Now, I’m sure there’s a Biblical metaphor here, what with the picking of the Apple preceding a Fall and with me trying to quickly put everything back before the Guy in Charge notices there’s a Calamity on Aisle 1: only, I don’t think when Eve took that apple that there were about four or five -- well, since there were no people, then -- orangutans (in her case, if you will) looking at her with a judgmental eye and thinking, “Pshaw, moron.” It’s not in Genesis and Jesus never made mention once of it, so I’m going to go out on a limb here and say that that never happened.
I’m equally sure that there was no Funniest Home Video moment, where she cheekily decided to pinch one but then the rest fell out of the tree and so, now that there’s no Garden Party of Eden to speak of, why not try to make ten thousand bucks off the video (in fact, keep watch for a Key Foods manager in possession and looking to make money off of just such a video)?
Yes, she and Adam lost Eden, but I lost one minute of my life, looking like a fucking moron in front of a grocery store full of Polish people. And yes, I know that the cultural stereotypes are grossly unfair towards the Polish, but I know also this, ladies and gentlemen, and that is: the very definition of Irony when it comes gently tapping at my chamber door. I think when you have a shopping center full of Polish men and women –some of whom were no doubt testy because they needed apples too – and they’re cursing through their teeth at this “idiot” in front of them, then, you, my friends, have Irony, not to mention the hardest part of making an apple pie.

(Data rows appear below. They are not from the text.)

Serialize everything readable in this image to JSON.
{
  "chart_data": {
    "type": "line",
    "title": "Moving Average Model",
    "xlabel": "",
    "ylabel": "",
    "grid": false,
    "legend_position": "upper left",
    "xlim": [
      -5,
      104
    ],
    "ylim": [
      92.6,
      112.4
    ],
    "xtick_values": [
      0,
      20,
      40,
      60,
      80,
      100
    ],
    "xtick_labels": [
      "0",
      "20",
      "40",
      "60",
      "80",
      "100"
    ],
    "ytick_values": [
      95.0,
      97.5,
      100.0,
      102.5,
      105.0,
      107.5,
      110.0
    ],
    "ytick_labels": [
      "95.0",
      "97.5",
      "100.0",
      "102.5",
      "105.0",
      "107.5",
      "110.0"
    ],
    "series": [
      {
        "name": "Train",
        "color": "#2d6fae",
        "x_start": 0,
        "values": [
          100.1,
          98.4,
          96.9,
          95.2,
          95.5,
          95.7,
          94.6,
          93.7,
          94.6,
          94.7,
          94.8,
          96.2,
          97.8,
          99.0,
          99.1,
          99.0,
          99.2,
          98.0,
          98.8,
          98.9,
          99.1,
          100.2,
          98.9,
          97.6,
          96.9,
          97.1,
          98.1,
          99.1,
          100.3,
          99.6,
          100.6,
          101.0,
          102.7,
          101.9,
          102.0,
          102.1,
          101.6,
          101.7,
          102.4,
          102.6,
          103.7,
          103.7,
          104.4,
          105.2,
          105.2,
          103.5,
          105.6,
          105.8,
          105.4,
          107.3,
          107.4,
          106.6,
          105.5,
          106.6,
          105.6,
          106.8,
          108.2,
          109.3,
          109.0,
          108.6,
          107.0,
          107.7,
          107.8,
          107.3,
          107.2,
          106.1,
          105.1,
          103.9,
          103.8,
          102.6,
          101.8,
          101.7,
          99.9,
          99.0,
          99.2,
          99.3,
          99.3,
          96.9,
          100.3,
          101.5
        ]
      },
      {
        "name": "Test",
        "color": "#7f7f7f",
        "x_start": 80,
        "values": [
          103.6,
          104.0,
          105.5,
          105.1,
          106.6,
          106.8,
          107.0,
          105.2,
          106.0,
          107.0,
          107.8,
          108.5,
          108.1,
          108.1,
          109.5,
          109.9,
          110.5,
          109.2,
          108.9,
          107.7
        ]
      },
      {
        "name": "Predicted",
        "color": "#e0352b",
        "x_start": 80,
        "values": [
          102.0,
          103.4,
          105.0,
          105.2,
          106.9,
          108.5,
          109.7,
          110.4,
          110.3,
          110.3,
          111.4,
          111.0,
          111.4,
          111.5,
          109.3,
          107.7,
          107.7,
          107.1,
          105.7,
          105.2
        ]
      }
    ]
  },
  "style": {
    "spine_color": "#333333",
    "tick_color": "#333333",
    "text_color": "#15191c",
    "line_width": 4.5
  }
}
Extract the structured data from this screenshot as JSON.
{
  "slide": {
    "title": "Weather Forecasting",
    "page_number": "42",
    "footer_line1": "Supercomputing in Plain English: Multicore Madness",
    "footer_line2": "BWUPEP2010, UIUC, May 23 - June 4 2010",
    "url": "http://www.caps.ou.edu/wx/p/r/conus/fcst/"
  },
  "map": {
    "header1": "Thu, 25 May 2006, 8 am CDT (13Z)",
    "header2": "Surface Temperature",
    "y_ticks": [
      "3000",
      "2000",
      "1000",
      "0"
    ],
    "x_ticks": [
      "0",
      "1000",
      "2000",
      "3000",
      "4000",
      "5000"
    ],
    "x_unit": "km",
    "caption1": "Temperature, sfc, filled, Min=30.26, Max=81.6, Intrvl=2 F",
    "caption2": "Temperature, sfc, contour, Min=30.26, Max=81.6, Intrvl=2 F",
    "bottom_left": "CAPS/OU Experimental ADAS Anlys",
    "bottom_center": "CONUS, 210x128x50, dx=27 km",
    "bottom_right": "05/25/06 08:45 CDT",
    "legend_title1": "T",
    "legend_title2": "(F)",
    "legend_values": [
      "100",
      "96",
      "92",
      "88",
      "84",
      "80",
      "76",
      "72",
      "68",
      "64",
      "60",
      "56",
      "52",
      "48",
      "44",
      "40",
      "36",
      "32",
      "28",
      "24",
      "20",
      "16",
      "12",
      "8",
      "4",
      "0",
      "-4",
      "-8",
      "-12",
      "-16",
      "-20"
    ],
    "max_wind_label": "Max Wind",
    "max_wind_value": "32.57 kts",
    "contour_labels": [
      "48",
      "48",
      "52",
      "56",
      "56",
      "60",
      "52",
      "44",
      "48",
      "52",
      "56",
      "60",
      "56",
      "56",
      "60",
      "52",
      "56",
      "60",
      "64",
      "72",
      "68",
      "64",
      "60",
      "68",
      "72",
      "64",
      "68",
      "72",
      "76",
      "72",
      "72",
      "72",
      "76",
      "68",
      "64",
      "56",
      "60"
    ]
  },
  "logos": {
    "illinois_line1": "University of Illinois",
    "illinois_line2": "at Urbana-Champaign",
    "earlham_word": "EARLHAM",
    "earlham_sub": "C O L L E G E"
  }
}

Incidentally, I’d have to say the second hardest part is realizing at the last minute that you don’t own an apple corer.
Today’s lesson: Zach and Stevie on the other hand know a little something about the kitchen and had not only turkey on display but goose -- yes, goose! -- and delicious goose it was. So good in fact that while consuming a fair share of it, my mind immediately leap-frogged to the most famous goose of all – Mother Goose. And then from her to Humpty Dumpty to the Cow who jumped over the moon, to ginger bread houses and little red riding hoodsters with food for grandmother -- until suddenly the realization came upon me that it’s not McDonald’s that’s making children fat, it’s fairy tales.